LAMSEL, INFODESAKU – Potensi ekonomi biru di pesisir Lampung Selatan terus didorong melalui penguatan kapasitas dan sarana produksi petani rumput laut. PT Hutama Karya (Persero) melalui program Tanggung Jawab Sosial dan Lingkungan (TJSL) HK BIO CARE memberikan pelatihan sekaligus dukungan sarana budidaya kepada Kelompok Petani Rumput Laut Desa Ruguk, Kecamatan Ketapang, Kabupaten Lampung Selatan.
Program bertajuk “Peningkatan Kapasitas dan Produktivitas Rumput Laut untuk Penguatan Ekonomi Daerah” tersebut dilaksanakan selama dua hari, 17–18 September 2026, dengan menyasar peningkatan kemampuan petani serta produktivitas budidaya rumput laut sebagai salah satu potensi ekonomi masyarakat pesisir.
Kegiatan diawali dengan pelatihan dan sosialisasi yang berlangsung di aula Lumay Resort, Kamis (17/9/2026). Para petani mendapatkan pembekalan mengenai budidaya rumput laut berkelanjutan, upaya meningkatkan produktivitas, hingga strategi penguatan ekonomi masyarakat pesisir.
Selain peningkatan kapasitas, PT Hutama Karya juga memberikan dukungan sarana produksi berupa rumah apung dan jaring insang (grill net) kepada kelompok petani rumput laut Desa Ruguk.
Penyerahan bantuan dilakukan secara simbolis oleh manajemen PT Hutama Karya bersama pemerintah daerah. Bantuan tersebut diharapkan dapat menjawab sebagian kendala petani dalam menyediakan sarana pendukung budidaya di laut.

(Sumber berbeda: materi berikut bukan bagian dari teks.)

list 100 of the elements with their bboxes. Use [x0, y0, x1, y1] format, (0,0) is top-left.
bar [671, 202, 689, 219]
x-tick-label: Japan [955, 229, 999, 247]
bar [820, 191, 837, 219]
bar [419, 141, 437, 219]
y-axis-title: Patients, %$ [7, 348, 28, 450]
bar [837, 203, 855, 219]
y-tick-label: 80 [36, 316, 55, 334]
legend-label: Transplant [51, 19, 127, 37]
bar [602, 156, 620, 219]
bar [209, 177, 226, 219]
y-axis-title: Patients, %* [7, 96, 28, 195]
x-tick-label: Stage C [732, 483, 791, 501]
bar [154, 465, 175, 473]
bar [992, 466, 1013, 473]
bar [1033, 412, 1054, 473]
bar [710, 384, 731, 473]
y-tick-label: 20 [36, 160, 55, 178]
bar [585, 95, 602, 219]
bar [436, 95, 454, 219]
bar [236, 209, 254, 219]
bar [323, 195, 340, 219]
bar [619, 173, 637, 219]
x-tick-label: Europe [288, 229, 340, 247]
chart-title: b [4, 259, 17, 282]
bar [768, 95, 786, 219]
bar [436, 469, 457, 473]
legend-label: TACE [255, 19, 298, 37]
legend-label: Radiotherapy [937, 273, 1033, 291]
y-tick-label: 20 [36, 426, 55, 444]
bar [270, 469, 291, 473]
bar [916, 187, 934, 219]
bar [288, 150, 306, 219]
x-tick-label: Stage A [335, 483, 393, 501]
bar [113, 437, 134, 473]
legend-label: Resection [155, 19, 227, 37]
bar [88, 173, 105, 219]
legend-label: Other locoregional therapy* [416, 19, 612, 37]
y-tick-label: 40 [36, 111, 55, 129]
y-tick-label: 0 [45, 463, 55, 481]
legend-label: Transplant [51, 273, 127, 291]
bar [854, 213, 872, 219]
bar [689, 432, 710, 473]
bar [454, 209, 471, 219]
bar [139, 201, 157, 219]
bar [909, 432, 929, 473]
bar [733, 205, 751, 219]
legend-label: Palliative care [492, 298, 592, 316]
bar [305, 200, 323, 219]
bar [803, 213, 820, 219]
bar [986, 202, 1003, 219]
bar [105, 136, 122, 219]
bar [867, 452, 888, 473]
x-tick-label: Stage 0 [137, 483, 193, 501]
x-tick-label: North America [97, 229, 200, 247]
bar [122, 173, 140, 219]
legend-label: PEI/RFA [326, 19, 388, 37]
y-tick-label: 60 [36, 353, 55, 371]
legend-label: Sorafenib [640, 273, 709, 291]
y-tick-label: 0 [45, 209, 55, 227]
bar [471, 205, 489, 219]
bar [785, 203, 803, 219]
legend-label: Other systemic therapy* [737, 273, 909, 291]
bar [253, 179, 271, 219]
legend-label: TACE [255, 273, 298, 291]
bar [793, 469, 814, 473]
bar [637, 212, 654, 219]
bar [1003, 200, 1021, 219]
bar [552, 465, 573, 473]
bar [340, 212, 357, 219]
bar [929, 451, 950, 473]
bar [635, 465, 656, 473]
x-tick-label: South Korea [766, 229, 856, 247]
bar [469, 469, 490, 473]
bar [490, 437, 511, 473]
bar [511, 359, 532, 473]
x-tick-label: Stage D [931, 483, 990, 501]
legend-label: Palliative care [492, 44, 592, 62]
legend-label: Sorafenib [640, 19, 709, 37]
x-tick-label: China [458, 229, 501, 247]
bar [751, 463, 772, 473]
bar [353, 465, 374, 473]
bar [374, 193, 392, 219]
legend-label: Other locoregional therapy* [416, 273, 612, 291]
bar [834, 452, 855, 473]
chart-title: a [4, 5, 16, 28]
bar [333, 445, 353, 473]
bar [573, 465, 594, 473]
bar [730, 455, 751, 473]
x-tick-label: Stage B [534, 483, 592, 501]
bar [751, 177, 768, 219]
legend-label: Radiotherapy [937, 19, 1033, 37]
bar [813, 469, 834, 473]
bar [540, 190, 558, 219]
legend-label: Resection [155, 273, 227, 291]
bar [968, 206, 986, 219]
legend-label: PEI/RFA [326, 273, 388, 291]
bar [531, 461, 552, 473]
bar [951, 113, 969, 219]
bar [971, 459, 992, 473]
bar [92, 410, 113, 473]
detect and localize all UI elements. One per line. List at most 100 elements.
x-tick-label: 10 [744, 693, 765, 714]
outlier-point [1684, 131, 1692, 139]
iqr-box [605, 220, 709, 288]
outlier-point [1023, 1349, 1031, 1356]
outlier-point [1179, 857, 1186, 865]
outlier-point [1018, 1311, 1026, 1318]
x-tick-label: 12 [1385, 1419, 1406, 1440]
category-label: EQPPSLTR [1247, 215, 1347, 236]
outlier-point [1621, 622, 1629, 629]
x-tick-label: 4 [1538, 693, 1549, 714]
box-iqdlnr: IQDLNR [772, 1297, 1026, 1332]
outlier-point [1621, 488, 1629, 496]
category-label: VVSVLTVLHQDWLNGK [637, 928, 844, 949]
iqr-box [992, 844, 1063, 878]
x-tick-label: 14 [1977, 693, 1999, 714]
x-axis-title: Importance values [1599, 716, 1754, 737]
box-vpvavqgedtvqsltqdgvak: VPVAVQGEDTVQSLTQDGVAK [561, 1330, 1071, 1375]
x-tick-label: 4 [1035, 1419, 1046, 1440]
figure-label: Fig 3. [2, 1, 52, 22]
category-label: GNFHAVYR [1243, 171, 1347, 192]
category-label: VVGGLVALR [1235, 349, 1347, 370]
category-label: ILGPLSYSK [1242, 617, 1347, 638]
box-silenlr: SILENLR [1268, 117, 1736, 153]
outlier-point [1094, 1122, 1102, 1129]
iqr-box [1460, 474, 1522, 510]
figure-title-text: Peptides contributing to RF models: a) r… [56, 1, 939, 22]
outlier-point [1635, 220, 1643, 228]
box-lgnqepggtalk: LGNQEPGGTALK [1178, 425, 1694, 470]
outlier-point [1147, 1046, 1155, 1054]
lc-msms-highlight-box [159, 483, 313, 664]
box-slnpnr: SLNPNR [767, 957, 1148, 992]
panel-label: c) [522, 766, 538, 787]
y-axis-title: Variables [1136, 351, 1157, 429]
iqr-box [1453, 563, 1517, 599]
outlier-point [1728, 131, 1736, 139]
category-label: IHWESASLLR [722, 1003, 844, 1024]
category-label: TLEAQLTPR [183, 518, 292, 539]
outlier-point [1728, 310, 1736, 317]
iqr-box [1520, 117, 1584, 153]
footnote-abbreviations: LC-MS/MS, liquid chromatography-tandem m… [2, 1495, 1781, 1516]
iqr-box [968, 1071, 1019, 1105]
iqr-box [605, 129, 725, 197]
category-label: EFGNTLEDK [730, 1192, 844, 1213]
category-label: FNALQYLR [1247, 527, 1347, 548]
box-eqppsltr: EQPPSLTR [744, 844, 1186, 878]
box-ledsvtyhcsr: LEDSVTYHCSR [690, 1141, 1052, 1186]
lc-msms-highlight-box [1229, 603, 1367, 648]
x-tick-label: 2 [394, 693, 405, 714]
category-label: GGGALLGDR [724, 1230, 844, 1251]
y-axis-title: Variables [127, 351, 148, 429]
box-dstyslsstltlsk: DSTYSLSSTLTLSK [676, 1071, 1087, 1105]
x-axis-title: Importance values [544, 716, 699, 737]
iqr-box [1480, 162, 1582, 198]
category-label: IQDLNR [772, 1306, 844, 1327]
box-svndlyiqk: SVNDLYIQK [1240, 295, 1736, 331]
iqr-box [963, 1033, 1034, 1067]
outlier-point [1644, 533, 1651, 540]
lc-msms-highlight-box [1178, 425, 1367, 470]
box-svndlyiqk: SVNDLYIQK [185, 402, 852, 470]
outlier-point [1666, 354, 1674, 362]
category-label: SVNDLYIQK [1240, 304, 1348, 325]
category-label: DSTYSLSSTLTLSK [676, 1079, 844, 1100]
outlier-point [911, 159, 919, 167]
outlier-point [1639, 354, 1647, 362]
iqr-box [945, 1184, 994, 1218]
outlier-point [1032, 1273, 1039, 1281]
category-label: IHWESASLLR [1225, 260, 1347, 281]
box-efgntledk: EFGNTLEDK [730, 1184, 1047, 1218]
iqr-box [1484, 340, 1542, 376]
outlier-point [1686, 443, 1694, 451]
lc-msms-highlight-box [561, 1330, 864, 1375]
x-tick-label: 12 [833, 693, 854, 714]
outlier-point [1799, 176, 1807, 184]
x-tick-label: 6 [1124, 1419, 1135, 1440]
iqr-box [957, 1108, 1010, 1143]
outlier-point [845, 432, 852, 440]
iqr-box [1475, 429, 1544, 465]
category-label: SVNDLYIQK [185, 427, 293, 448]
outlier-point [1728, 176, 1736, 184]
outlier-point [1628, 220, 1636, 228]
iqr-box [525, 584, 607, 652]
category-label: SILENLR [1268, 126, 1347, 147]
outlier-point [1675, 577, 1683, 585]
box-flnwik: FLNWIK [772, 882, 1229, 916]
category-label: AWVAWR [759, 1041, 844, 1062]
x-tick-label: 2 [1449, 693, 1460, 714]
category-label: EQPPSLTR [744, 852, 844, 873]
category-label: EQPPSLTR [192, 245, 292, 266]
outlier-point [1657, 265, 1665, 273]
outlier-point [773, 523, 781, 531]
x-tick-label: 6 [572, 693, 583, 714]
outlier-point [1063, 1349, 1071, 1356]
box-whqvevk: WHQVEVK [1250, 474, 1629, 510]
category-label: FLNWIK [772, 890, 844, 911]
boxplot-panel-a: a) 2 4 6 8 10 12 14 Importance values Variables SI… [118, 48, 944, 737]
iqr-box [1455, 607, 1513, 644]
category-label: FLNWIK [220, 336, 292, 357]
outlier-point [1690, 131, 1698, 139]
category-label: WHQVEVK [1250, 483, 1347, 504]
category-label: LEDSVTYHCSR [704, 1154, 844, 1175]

Rumah apung akan dimanfaatkan sebagai sarana pendukung aktivitas budidaya rumput laut di laut. Sementara itu, grill net digunakan untuk membantu melindungi area budidaya dari hama maupun potensi kerusakan, sehingga produktivitas dan kualitas hasil panen dapat lebih terjaga.
“Program HK BIO CARE ini adalah bentuk kepedulian Hutama Karya untuk tidak hanya membangun infrastruktur, tapi juga membangun manusia dan ekonomi di sekitar wilayah kerja kami. Desa Ruguk punya potensi rumput laut yang sangat besar,” ujar perwakilan PT Hutama Karya.
Bagi para petani, dukungan tersebut dinilai membantu mengatasi keterbatasan modal dalam penyediaan rumah apung dan jaring sebagai sarana budidaya.
Dengan adanya pelatihan dan bantuan sarana produksi, petani Desa Ruguk optimistis produktivitas rumput laut dapat meningkat dan memberikan dampak terhadap pendapatan serta kesejahteraan keluarga.
Program TJSL HK BIO CARE tersebut juga mendapat apresiasi dari pemerintah daerah. Kolaborasi antara perusahaan, pemerintah dan masyarakat diharapkan dapat terus dikembangkan untuk mengoptimalkan potensi kelautan sekaligus memperkuat ekonomi masyarakat pesisir Lampung Selatan.
Melalui program tersebut, pemberdayaan petani rumput laut tidak hanya diarahkan pada peningkatan produksi, tetapi juga pada penguatan kapasitas masyarakat agar mampu mengelola potensi ekonomi pesisir secara berkelanjutan.